Having seen the film "A Man for All Seasons," a number of times, my mind was on the memory of Thomas More being brought to this hall, five centuries ago. Under the direction of King Henry VIII, the court was in session here. They condemned More to death for defending the pope as the true head of the Church and for refusing to support the king's divorce. He had been chancellor of England.
His successors (four Prime Ministers) sat in the front row of the audience for Benedict. And the pope whose predecessors had been rejected is now sitting as a guest on the very ground where More once stood. His opening remarks set the tone: His words as I recall them—"Dear friends, you are celebrating an anniversary of the Battle of Britain. I admire the courage of your people in defending yourselves from the evil forces that took over my country. May I remind you they did everything they could to banish God from my land and to crush any expression of religious faith. I urge you to resist any attempt to do the same here. I know from experience what the result will be."
The gracious attitude of the government and Benedict's equally warm presentation seemed to me to be a new beginning. I thought it was ironic that Benedict was in Westminster Abbey Church of St. Peter, the first of the popes of whom he is a successor. He prayed Evening Prayer with the Anglicans and he stood with Anglican Archbishop Rowan Williams by the tomb of King St. Edward the Confessor who built the Abbey Church and Monastery and they prayed for unity.
His Anglican listeners realized how much their Christian witness is valued by the successor of St. Peter. Benedict raised questions that were down to earth and are at the heart of political debate in that country. He called, as Newman would, for a new and constructive way for faith and society to work together and to have a conversation. He threatened no one. He spoke from heart to heart.
One other scene I need to share with you. The British Government in the name of the Crown ushered Benedict into the icons of royal sacred ground (Westminster Abbey, Westminster Hall and the following): There is a sort of royal mile in London – the Mall that stretches from Parliament to Buckingham Palace. On a warm Saturday evening 200,000 people lined the Mall to see the pope. He went from there to Hyde Park where 80,000 people joined him for a Vigil, actually a Holy Hour. Benedict took the focus off himself and pointed everyone to the exposition of the Blessed Sacrament. With Evening Prayer, Adoration and Benediction he projected the devotional heart of the British Catholics. I loved the fact that the BBC televised a Catholic Holy Hour to all of Europe and through other channels to America, Canada and the rest of the Commonwealth nations around the world.

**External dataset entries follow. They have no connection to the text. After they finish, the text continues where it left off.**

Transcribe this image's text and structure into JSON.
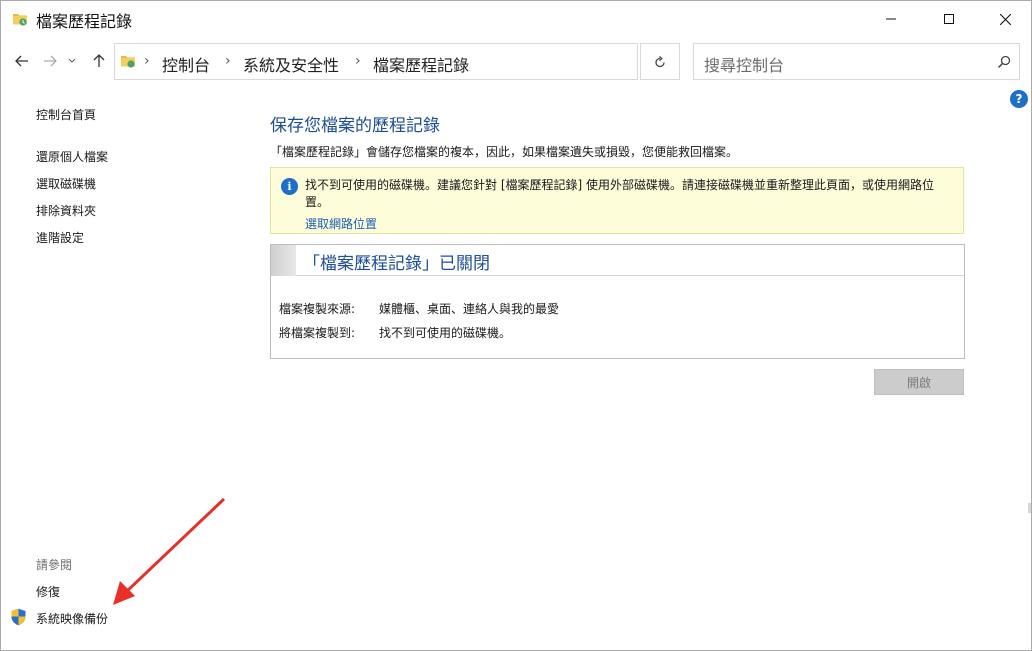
{
  "window": {
    "title": "檔案歷程記錄"
  },
  "address": {
    "breadcrumbs": [
      "控制台",
      "系統及安全性",
      "檔案歷程記錄"
    ],
    "separator": "›",
    "search_placeholder": "搜尋控制台"
  },
  "help": {
    "label": "?"
  },
  "left_nav": {
    "home": "控制台首頁",
    "items": [
      "還原個人檔案",
      "選取磁碟機",
      "排除資料夾",
      "進階設定"
    ],
    "see_also_label": "請參閱",
    "see_also": [
      "修復",
      "系統映像備份"
    ]
  },
  "main": {
    "title": "保存您檔案的歷程記錄",
    "description": "「檔案歷程記錄」會儲存您檔案的複本，因此，如果檔案遺失或損毀，您便能救回檔案。",
    "info": {
      "icon_glyph": "i",
      "text": "找不到可使用的磁碟機。建議您針對 [檔案歷程記錄] 使用外部磁碟機。請連接磁碟機並重新整理此頁面，或使用網路位置。",
      "link": "選取網路位置"
    },
    "status_panel": {
      "title": "「檔案歷程記錄」已關閉",
      "copy_from_label": "檔案複製來源:",
      "copy_from_value": "媒體櫃、桌面、連絡人與我的最愛",
      "copy_to_label": "將檔案複製到:",
      "copy_to_value": "找不到可使用的磁碟機。"
    },
    "turn_on_button": "開啟"
  },
  "colors": {
    "accent": "#1d4e96",
    "link": "#1d5fb8",
    "info_bg": "#fdfdd9",
    "arrow": "#e8302a"
  }
}
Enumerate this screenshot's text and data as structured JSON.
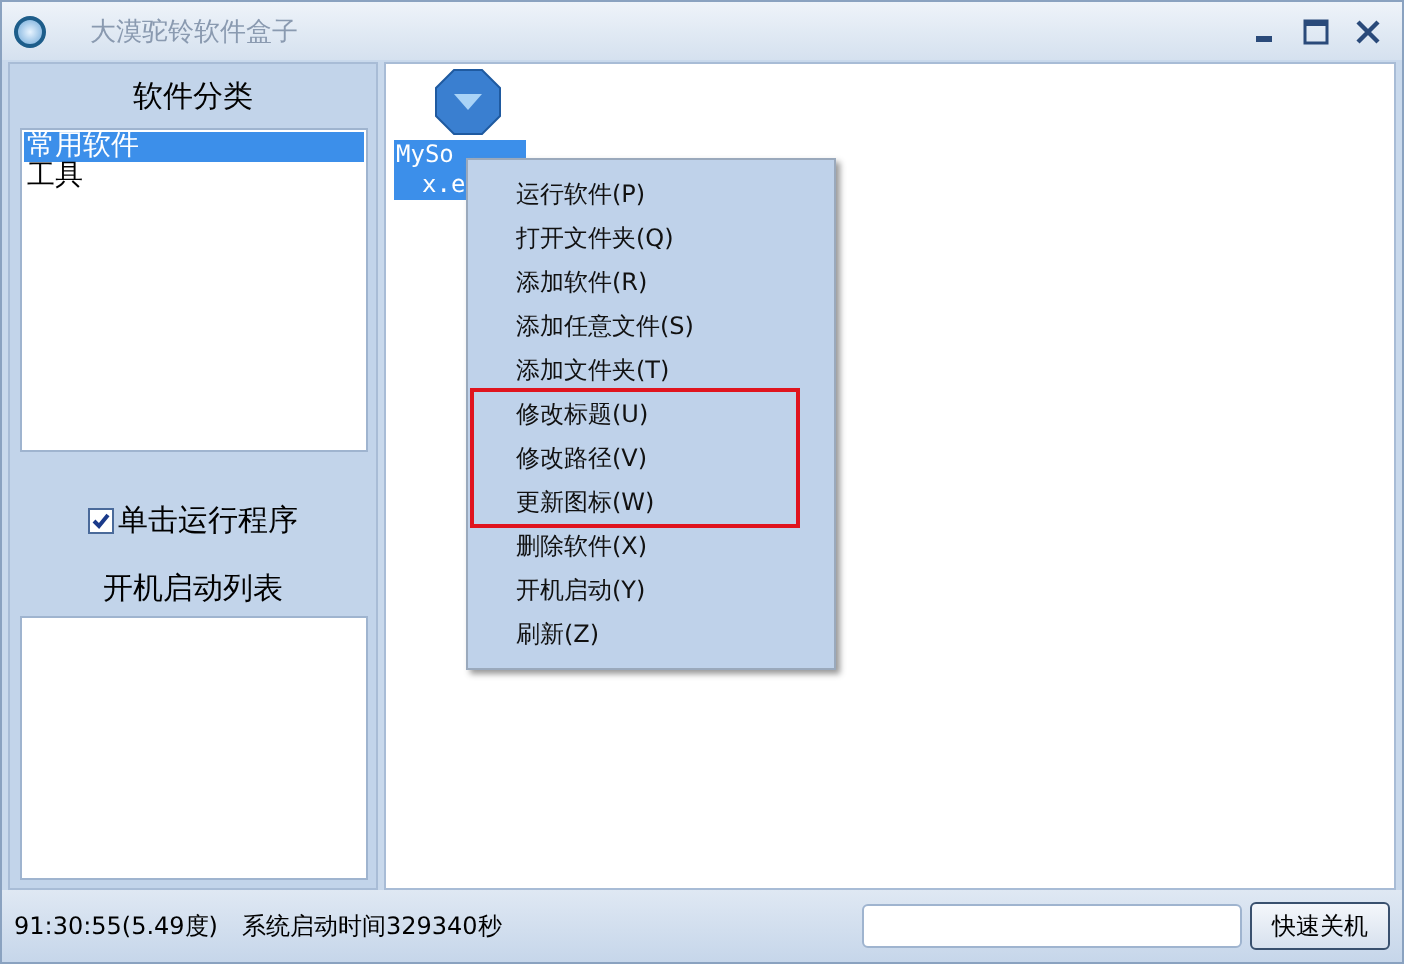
{
  "window": {
    "title": "大漠驼铃软件盒子"
  },
  "categories": {
    "heading": "软件分类",
    "items": [
      {
        "label": "常用软件",
        "selected": true
      },
      {
        "label": "工具",
        "selected": false
      }
    ]
  },
  "single_click": {
    "label": "单击运行程序",
    "checked": true
  },
  "startup": {
    "heading": "开机启动列表"
  },
  "files": [
    {
      "label_lines": [
        "MySo",
        "x.e"
      ],
      "selected": true
    }
  ],
  "context_menu": [
    {
      "label": "运行软件(P)",
      "highlighted": false
    },
    {
      "label": "打开文件夹(Q)",
      "highlighted": false
    },
    {
      "label": "添加软件(R)",
      "highlighted": false
    },
    {
      "label": "添加任意文件(S)",
      "highlighted": false
    },
    {
      "label": "添加文件夹(T)",
      "highlighted": false
    },
    {
      "label": "修改标题(U)",
      "highlighted": true
    },
    {
      "label": "修改路径(V)",
      "highlighted": true
    },
    {
      "label": "更新图标(W)",
      "highlighted": true
    },
    {
      "label": "删除软件(X)",
      "highlighted": false
    },
    {
      "label": "开机启动(Y)",
      "highlighted": false
    },
    {
      "label": "刷新(Z)",
      "highlighted": false
    }
  ],
  "status_bar": {
    "clock": "91:30:55(5.49度)",
    "uptime": "系统启动时间329340秒",
    "shutdown_button": "快速关机"
  }
}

In addition Benedict ‘s words let the world know what Catholicism does for the disabled and elderly, its concern for immigrants, strangers and refugees, to protecting the environment and worldwide development. The chief Rabbi, Lord Sacks said, "This Catholicism refuses political power to stand as the prophets of old stood alongside the powerless."
Before moving on, let me note that England's 6 million Catholics in a nation of 60 million people were represented in the media with respect and on TV through all of Europe and around the world. It was a brilliant way to say, "This is what we do." I believe it is a sign of renewal of the Church and our priesthood which serves the Church. As Prime Minister David Cameron said, "Pope Benedict made us sit up and think. Me too."